これらの効果は、既存の保管効率を維持したまま、主要な課題であったピッキングの非効率性と人手不足を同時に解決できたことを示しています。
導入における課題と解決策
導入プロセスにおいては、いくつかの課題に直面しました。
- 既存レイアウトへの適応: 多層ラック間の通路幅が狭く、AMRの走行やターンに制約がありました。これに対しては、導入前の綿密なシミュレーションにより最適なAMRの台数や走行ルートを設計し、最小限のレイアウト変更(棚の再配置や通路幅の微調整)で対応しました。
- 現場オペレーションの変更: 長年慣れ親しんだ手作業から、AMRが棚を運んでくる新しい作業フローへの変更に対し、当初現場スタッフに戸惑いが見られました。解決策として、導入決定の早い段階から現場への説明会や質疑応答の機会を設け、テスト期間中に十分なトレーニング時間を確保することで、スムーズな移行を支援しました。
- WMS連携の複雑さ: 既存のWMSとAMR制御システム間の連携インターフェース開発に一部予期せぬ技術的な課題が発生しました。これについては、WMSベンダーとAMRベンダー、そしてA社様のIT部門が密に連携を取り、課題発生後速やかに情報共有と技術検討を行うことで早期に解決しました。
成功の要因・ポイント
今回のAMR導入が成功に至った主な要因は以下の通りです。
- 課題と目標の明確化: 人手不足、ピッキング効率の低さという具体的な課題に対し、既存の強み(多層ラックによる保管効率)を活かしつつ、数値目標(生産性〇〇%向上、人員〇〇%削減など)を明確に設定したことが、システム選定や設計の方向性を定める上で重要でした。
- 既存システム・設備との連携重視: 既存の多層ラックやWMSを最大限に活用するという方針を貫いたことで、大規模な投資や中断期間を避けつつ、AMRを効果的に組み込むことができました。WMSとのスムーズな連携は、システム全体の運用効率に直結する重要な要素でした。
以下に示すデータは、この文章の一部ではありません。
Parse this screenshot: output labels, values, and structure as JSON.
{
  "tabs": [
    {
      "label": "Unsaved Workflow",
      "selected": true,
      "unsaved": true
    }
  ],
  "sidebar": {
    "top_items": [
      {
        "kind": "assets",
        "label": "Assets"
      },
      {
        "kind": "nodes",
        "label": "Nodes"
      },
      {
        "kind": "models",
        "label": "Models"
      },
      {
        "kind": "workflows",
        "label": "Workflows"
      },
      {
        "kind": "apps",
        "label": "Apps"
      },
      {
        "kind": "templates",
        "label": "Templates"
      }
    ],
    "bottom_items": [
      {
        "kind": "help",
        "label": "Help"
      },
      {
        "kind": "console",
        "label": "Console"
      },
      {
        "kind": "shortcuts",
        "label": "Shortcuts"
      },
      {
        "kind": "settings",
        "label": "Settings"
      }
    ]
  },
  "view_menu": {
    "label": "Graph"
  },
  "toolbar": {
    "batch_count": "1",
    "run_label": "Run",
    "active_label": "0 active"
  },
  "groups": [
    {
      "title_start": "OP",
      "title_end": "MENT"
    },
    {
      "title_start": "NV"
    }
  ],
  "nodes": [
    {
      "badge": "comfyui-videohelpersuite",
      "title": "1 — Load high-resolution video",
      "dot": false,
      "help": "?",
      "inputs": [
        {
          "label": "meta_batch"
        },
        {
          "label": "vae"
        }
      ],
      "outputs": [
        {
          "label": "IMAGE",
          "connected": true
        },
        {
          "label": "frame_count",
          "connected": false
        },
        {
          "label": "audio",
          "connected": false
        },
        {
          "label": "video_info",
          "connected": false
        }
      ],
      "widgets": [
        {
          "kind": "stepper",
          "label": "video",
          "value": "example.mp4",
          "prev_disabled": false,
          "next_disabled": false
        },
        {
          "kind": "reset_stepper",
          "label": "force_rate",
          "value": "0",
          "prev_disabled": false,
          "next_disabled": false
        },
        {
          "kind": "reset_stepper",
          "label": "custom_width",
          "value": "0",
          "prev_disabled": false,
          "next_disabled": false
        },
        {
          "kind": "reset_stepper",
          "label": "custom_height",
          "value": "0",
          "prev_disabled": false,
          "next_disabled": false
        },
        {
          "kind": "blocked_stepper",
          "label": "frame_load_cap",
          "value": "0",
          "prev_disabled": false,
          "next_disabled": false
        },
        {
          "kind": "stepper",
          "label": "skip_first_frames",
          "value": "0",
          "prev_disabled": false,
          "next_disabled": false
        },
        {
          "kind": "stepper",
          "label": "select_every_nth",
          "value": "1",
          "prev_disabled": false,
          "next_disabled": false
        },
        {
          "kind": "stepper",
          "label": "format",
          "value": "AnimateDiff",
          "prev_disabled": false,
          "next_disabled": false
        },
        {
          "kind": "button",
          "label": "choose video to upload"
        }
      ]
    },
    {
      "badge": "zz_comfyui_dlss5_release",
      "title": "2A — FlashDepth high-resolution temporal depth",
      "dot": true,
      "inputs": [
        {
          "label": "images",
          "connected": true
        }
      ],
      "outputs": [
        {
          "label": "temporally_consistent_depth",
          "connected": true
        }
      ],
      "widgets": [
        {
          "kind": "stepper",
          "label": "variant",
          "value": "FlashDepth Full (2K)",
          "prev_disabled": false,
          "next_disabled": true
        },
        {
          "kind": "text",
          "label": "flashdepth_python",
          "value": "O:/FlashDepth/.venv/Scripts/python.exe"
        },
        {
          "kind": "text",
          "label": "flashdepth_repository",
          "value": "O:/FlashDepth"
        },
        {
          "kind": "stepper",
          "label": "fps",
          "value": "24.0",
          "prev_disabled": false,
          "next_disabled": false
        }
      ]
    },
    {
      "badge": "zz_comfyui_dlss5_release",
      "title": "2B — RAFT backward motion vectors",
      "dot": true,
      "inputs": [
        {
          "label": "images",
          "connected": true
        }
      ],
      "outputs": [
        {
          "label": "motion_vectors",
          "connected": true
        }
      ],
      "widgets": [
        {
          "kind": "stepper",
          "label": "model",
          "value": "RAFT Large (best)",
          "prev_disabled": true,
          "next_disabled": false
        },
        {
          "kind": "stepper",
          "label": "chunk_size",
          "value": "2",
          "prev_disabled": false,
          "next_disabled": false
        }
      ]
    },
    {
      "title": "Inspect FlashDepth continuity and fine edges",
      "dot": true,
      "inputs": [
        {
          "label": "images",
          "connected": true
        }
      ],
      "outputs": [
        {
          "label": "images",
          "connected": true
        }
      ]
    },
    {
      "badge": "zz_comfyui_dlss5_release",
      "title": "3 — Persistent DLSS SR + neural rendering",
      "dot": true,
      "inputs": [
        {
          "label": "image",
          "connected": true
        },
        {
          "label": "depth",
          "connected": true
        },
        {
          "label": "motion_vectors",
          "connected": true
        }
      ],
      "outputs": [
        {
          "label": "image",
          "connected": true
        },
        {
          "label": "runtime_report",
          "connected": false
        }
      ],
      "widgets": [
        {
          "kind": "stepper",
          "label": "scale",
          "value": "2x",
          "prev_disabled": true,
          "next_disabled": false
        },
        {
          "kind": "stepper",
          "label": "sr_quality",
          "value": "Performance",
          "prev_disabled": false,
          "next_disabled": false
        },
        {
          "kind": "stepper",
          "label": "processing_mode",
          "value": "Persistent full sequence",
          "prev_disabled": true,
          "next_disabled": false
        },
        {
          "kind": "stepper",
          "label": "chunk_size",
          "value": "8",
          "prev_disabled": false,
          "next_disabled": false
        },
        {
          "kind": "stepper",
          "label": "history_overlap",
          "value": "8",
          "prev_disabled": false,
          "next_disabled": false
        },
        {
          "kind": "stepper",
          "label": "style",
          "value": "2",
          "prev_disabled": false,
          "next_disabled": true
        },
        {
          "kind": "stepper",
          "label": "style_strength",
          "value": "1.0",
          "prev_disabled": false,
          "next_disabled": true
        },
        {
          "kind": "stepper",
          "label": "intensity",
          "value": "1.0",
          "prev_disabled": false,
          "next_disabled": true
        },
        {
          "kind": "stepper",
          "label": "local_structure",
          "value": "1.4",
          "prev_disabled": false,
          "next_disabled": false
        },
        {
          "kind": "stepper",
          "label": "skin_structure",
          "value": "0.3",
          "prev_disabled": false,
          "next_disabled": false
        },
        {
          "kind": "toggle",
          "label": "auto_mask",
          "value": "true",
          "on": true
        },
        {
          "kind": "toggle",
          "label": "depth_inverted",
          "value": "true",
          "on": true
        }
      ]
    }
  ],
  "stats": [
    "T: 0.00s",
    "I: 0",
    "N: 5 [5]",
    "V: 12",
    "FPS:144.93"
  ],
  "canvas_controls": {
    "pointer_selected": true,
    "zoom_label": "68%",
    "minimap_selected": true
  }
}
- 段階的な導入と現場との協調: 一度に全ての作業を自動化するのではなく、一部エリア、一部作業から段階的にAMRを導入し、現場の習熟度に合わせて拡大していったこと。また、導入初期から現場スタッフを巻き込み、意見を反映させながら進めたことが、現場の受容性を高め、スムーズな移行に繋がりました。
- 経営層の強力なリーダーシップ: 新しい技術導入に対する経営層の明確な意思決定と、プロジェクト推進への継続的なサポートが、困難な局面を乗り越える上で不可欠でした。
今後の展望
AMR導入による初期の成功を踏まえ、A社様では今後、AMR活用の範囲拡大を検討されています。具体的には、他の物流拠点への横展開や、ピッキング以外の作業(例: 棚卸し作業へのAMR活用)の自動化可能性を探っています。また、AMRシステムから収集される詳細な稼働データや生産性データを分析し、さらなる物流センター全体の最適化、例えば棚配置の変更によるAMR走行距離の短縮なども視野に入れています。AMRを単なる自動搬送装置としてではなく、物流オペレーション全体の効率を高めるための重要なインフラとして位置づけ、継続的な改善に取り組んでいく方針です。